Legality Of Piranha In Australia
Piranhas are not legal to buy in Australia. Australia possesses something called the Noxious Fish List which identifies and prohibits ownership.
According to the ‘noxious fish list’, of Western Australia any of the Pygocentrus genus are banned in any area. The same is true for the Serrasalmus genus.
The New South Wales Noxious Fish List is the same, and is located here.
Victoria is the same, and the list can be located here.
South Australia is the same. The list can be located here.
The Northern Territories bans 3 genus of Piranha. The list can be located here, but you are not allowed to own Pygocentrus, Pygopristis, or Serrasalmus.
It’s unclear whether some states also ban the Pygopristis genus. Normally only the Pygocentrus and Serrasalmus genus are specifically mentioned.
Those in zoos have special licensed permits, but Australian citizens are not permitted to own Piranha.
So, Piranhas are not at all native to Australia. They reside in Latin America only. They have been resident to that region for over 1.8 million years and have not migrated in that time.

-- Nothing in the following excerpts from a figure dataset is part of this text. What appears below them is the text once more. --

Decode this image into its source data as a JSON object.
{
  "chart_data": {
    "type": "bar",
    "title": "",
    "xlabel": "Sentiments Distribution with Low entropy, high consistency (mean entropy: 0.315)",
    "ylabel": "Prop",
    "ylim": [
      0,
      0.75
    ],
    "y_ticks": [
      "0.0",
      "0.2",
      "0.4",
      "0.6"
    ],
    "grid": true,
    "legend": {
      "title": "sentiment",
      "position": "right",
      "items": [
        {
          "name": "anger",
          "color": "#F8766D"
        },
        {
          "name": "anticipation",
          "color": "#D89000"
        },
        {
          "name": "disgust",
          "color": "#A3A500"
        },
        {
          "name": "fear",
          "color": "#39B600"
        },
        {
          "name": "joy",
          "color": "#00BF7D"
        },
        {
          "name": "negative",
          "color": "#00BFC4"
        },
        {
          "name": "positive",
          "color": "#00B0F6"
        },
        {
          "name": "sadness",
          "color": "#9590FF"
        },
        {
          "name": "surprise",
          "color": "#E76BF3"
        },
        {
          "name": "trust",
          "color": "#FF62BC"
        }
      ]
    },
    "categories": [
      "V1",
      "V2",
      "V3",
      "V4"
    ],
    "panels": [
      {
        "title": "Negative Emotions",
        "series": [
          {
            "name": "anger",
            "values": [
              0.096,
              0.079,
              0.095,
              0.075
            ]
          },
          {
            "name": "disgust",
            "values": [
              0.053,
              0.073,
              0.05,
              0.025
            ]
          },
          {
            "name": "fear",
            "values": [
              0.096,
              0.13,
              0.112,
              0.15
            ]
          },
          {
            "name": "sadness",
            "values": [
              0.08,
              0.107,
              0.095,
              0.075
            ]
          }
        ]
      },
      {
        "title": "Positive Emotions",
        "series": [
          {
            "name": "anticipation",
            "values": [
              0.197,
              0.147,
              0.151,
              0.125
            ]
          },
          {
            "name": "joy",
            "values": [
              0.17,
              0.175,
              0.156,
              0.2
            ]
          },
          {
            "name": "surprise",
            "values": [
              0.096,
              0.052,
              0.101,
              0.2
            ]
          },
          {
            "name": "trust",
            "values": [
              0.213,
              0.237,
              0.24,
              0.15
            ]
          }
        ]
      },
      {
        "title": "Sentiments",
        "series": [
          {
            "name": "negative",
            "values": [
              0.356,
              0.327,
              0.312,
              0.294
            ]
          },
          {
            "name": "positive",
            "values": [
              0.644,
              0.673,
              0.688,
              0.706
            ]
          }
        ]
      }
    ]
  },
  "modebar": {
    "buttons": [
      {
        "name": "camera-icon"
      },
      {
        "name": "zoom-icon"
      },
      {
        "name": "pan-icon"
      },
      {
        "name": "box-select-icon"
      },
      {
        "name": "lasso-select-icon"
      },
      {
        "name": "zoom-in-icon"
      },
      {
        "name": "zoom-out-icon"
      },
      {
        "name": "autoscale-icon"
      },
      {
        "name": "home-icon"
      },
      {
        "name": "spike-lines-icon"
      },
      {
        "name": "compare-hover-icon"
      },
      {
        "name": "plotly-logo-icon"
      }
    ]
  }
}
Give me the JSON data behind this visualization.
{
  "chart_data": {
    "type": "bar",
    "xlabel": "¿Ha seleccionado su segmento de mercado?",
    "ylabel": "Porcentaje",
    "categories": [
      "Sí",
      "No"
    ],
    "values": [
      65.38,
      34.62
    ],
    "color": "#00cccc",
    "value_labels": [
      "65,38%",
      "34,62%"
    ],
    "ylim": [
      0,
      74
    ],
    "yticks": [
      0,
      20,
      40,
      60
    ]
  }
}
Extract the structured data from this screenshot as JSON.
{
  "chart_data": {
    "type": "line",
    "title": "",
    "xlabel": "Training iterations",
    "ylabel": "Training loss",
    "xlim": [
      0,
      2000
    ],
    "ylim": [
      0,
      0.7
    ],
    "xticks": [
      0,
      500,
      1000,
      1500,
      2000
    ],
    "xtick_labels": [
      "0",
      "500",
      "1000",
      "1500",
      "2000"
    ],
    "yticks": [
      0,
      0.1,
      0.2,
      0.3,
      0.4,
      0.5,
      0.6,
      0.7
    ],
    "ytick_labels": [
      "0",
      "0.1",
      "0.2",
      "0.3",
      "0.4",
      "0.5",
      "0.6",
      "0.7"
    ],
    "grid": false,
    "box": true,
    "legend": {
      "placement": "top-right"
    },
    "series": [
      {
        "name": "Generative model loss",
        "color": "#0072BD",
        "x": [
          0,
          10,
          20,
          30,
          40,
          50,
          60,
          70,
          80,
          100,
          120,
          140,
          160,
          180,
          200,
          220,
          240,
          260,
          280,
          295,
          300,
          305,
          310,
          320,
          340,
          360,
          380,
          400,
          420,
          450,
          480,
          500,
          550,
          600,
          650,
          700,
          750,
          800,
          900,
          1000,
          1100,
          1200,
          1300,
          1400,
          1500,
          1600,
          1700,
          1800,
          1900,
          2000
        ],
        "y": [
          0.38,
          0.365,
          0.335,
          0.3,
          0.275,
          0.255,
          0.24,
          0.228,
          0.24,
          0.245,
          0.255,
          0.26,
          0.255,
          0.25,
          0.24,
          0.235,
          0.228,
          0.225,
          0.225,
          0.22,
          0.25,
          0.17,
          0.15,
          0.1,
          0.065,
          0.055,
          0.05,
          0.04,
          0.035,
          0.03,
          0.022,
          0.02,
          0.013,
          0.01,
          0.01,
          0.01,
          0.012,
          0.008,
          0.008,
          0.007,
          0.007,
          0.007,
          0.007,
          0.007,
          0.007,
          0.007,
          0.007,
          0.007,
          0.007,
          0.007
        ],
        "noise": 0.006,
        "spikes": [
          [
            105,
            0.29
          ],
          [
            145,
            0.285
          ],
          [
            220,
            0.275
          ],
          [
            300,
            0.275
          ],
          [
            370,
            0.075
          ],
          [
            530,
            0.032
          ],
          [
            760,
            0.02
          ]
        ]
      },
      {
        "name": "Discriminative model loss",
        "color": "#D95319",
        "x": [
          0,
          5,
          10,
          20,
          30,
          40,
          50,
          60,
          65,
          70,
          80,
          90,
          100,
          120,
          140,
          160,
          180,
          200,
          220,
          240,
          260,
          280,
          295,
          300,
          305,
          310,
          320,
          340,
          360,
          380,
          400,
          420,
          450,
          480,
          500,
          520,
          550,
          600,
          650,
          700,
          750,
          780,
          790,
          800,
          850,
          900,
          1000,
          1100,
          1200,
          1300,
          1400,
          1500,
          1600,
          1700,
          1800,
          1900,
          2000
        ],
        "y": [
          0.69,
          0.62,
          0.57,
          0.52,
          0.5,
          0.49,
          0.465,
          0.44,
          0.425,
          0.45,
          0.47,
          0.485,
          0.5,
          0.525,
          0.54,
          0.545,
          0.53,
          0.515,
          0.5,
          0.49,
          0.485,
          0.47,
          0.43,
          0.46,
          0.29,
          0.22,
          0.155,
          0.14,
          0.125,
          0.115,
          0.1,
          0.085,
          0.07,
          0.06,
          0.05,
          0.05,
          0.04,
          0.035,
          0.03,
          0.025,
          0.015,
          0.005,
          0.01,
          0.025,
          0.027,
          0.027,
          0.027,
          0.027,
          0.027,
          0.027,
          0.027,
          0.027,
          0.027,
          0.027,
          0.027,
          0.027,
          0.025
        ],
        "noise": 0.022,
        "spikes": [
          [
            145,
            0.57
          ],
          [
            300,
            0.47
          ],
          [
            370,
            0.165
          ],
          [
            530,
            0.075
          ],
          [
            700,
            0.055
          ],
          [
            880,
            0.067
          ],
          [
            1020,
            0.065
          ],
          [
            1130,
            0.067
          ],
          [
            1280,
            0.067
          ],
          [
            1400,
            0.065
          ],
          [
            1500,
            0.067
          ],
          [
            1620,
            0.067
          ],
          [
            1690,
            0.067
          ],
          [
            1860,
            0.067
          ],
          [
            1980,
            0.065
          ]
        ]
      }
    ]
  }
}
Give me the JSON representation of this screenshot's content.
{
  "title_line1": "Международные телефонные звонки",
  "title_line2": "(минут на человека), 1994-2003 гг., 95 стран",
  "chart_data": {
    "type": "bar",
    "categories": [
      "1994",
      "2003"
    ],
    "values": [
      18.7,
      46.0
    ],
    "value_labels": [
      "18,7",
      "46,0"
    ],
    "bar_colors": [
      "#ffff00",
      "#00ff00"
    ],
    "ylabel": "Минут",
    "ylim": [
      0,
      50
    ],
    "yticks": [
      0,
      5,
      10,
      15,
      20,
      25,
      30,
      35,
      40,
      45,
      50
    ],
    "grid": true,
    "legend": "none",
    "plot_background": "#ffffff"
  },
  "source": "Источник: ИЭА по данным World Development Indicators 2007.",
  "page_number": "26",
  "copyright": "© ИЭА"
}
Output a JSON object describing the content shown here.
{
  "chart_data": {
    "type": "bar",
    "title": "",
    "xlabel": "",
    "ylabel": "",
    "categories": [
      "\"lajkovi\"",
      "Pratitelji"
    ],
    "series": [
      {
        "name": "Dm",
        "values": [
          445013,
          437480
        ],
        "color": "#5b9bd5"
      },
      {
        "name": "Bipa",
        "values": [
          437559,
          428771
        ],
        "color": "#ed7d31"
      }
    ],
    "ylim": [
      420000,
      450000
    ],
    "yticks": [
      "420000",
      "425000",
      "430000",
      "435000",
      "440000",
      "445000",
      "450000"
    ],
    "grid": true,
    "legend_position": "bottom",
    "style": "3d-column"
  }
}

It’s unclear whether Piranha could survive in Australia. There might be not enough rainfall, or food for the species to survive. Piranhas need certain temperatures, food sources and freshwater. Along with places to hide from predators.
Maybe Australia has an inhospitable environment for Piranha.
Either way, the Australian government thinks they might be able to and seems to be taking no chances. There is a Noxious Fish List available for every state or territory within the country. The noxious fish list always seems to place both the Pygocentrus genus and the Serrasalmus genus as prohibited fish.
Thus, Australian citizens for all intents and purposes are not permitted to own Piranha.